Film reviews: Beyond Moving's bittersweet ballet story and street kids in Durban, at South African Film Festival
Story of rising National Ballet star Siphe November moves in more ways than one
Beyond Moving and Izulu Lami stream at the South African Film Festival until November 12
TWO STRIKINGLY SHOT FILMS AT the South African Film Festival, one a documentary and the other fictional, tell affecting stories about Black village youth transitioning to urban life.
To their credit, neither oversimplifies that journey.
Dance fans will not want to miss Beyond Moving, a documentary about young National Ballet of Canada standout Siphe November, who showed such talent that he was plucked from a Western Cape township at 11 and brought to the company’s Toronto school to train.
Sponsored by a white Canadian family who recognized his potential, he has gone on to become an expressive force, the most electric shown here as the teenage soloist in Alberta-born choreographic sensation Azsure Barton’s Come In.
But there’s much, much more to ponder in director Vikram Dasgupta’s portrait of the dance artist, shot over years. November is one of five children raised amid poverty by a single mother in Zolani. He’s taken into a program run by devoted ballet teacher Fiona Sutton, and it’s there that his gifts become clear; even in the rough home movies here, the elementary-schooler will blow you away with his raw technique and expressivity.
It’s clear he is surrounded by love and happiness in a culture for whom dance is an ingrained part of celebration, connection, and just being. And that’s what makes it more than a little bittersweet when it’s time to leave his beloved mother and brothers. Cue scenes of grey Toronto streets and the kind of disciplined ballet classes where teachers push the students to raise their three-quarter points and present the heel. Dasgupta shows one clip in which a young November is admonished for disrupting a Remembrance Day rehearsal, and it’s just a small hint of what must have been a massive adjustment.
The story jumps forward six years, and we see a confident, honed November, now in his late teens. But there’s still an ache for the culture he’s left. When he makes an emotional homecoming with his best friend from the National, Sutton expresses resentment; part of it is that she hasn’t gotten enough recognition for nurturing his early talent.

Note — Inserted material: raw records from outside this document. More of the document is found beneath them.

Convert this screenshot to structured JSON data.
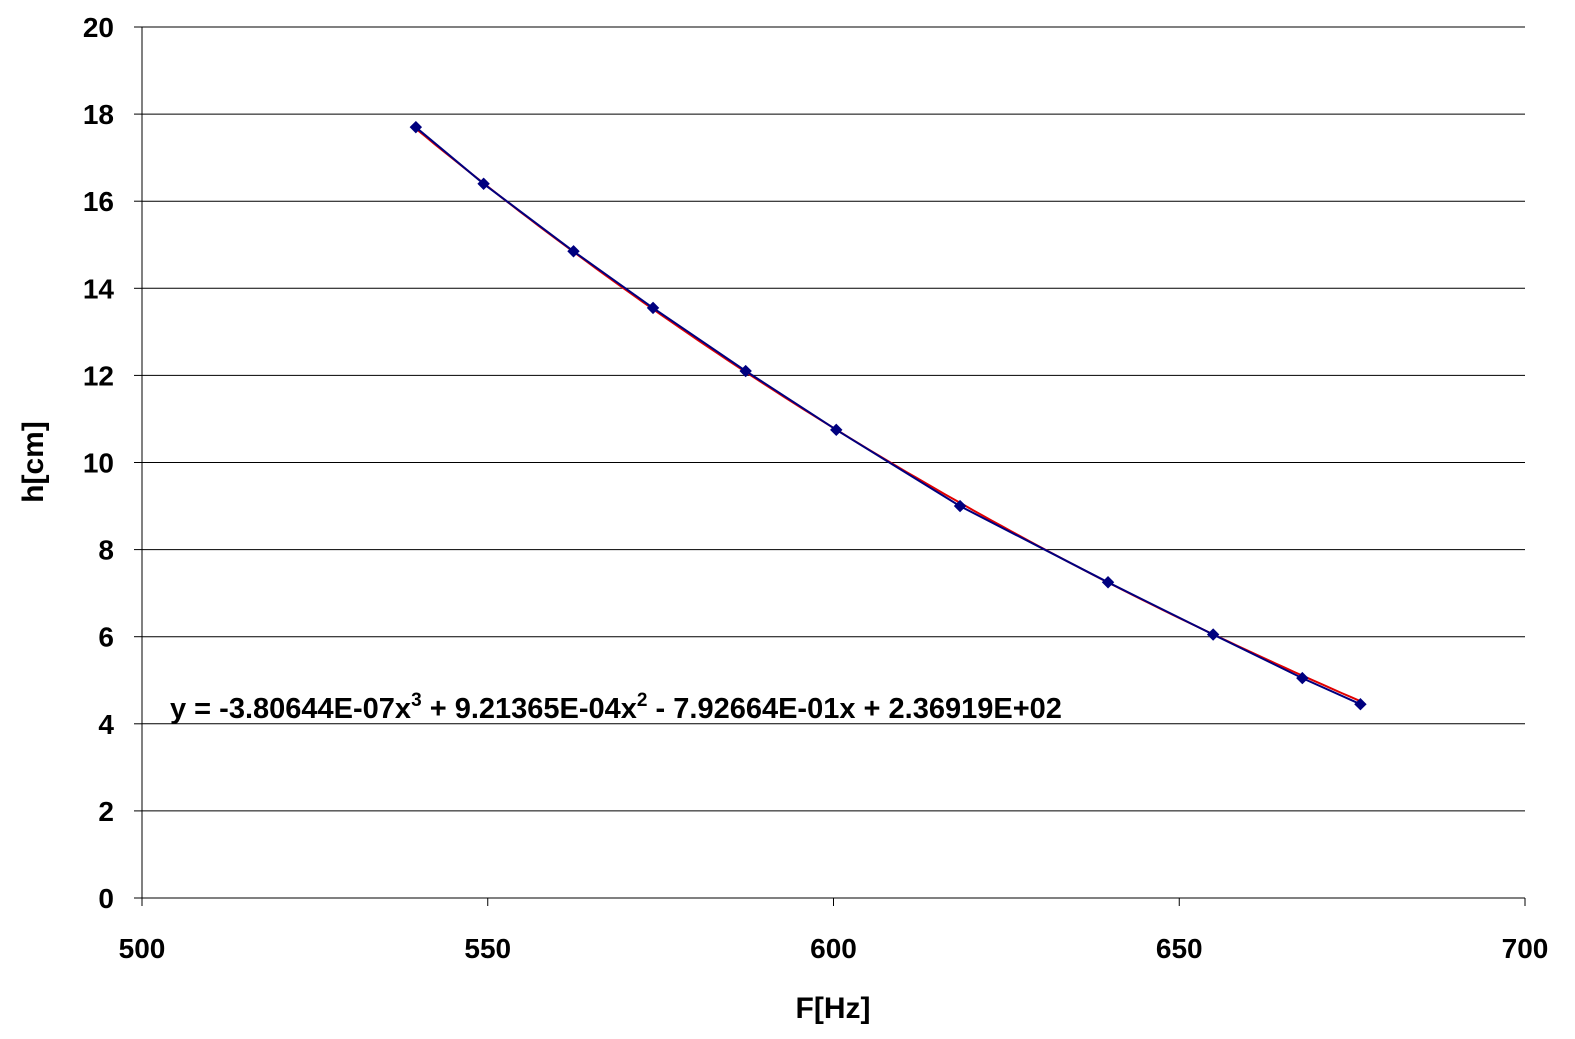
{
  "chart_data": {
    "type": "scatter",
    "title": "",
    "xlabel": "F[Hz]",
    "ylabel": "h[cm]",
    "xlim": [
      500,
      700
    ],
    "ylim": [
      0,
      20
    ],
    "x_ticks": [
      "500",
      "550",
      "600",
      "650",
      "700"
    ],
    "y_ticks": [
      "0",
      "2",
      "4",
      "6",
      "8",
      "10",
      "12",
      "14",
      "16",
      "18",
      "20"
    ],
    "grid": "horizontal",
    "series": [
      {
        "x": [
          539.6,
          549.4,
          562.4,
          573.9,
          587.3,
          600.4,
          618.3,
          639.7,
          654.9,
          667.8,
          676.2
        ],
        "y": [
          17.7,
          16.4,
          14.85,
          13.55,
          12.1,
          10.75,
          9.0,
          7.25,
          6.05,
          5.05,
          4.45
        ],
        "marker": "diamond",
        "color": "#00007f"
      }
    ],
    "trendline": {
      "type": "polynomial",
      "order": 3,
      "color": "#e00000",
      "coefficients": [
        -3.80644e-07,
        0.000921365,
        -0.792664,
        236.919
      ],
      "equation": {
        "p1": "y = -3.80644E-07x",
        "sup1": "3",
        "p2": " + 9.21365E-04x",
        "sup2": "2",
        "p3": " - 7.92664E-01x + 2.36919E+02"
      }
    }
  }
}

But she also expects him to share more of his experience with Zolani, to actively encourage the child dancers still there. And you can’t help but feel sorry for the responsibilities he must carry on his still-young shoulders.
Offstage, November keeps a lot of those pressures to himself; in rare candid moments the teen expresses how much he misses his culture. During one scene he mourns the loss of Xhosa, the native tongue he’s mostly forgotten in his years abroad.
He only seems to feel like he fully belongs in Zolani, a place that keeps drawing him back. And later in the movie, after an emotional graduation and a tearful reunion with his brother, also a dancer, he returns to the streets of the township, performing his own form of ballet-fusion to the sounds of a South African singer, in the glow of car headlights. You get the sense that he’s still trying to integrate the love of his homeland with his far-removed art. Through movement, he expresses that push-and-pull and a sense of loss in ways he seldom does in words.
Elsewhere at the fest, director Madoda Ncayiyana’s Izulu Lami (My Secret Sky) tells a story of street kids that’s more in the tradition of Brazil’s City of God or the Lebanese Capernaum.
The 2008 film draws incredibly naturalistic performances from kids recruited from townships and rural settlements. The intense-eyed young Sobahle Mkhabase is a knockout.
Izulu Lami defies its low budget with some gorgeous early imagery of the KwaZulu-Natal countryside, and drives the storytelling with the rhythms of traditional music.
The film follows 10-year-old Thembi (Mkhabase) and her eight-year-old brother Khwezi (Sibonelo Malinga). After their mother dies, they suddenly find themselves living alone in their clay-wall hut in rural KwaZulu-Natal.
Carrying their only possession of value, their mother’s handwoven mat, they set out for Durban. The journey takes them through rolling hills, golden grasslands, and eventually along the region’s historic railway. Those images contrast the gritty reality of the city, where the naive children fall in with a group of streetkids. Theft, drugs, and sexual predators are just some of the threats the pair face as they try to survive.
Izulu Lami is not always polished, but for Vancouverites cut off from the world, it offers a rare glimpse into a corner of South Africa, offering empathetic insight into how poverty and systemic breakdowns force children into the streets there.
And though the outcome for Khwezi and Thembi might look far removed from that of Sephi November, the movies express similar themes: resilience, the inescapable pull of home, plus the need for our mothers and motherland and the systemic poverty that forces separation from them. Together, they make a compelling, and "beyond moving", double bill.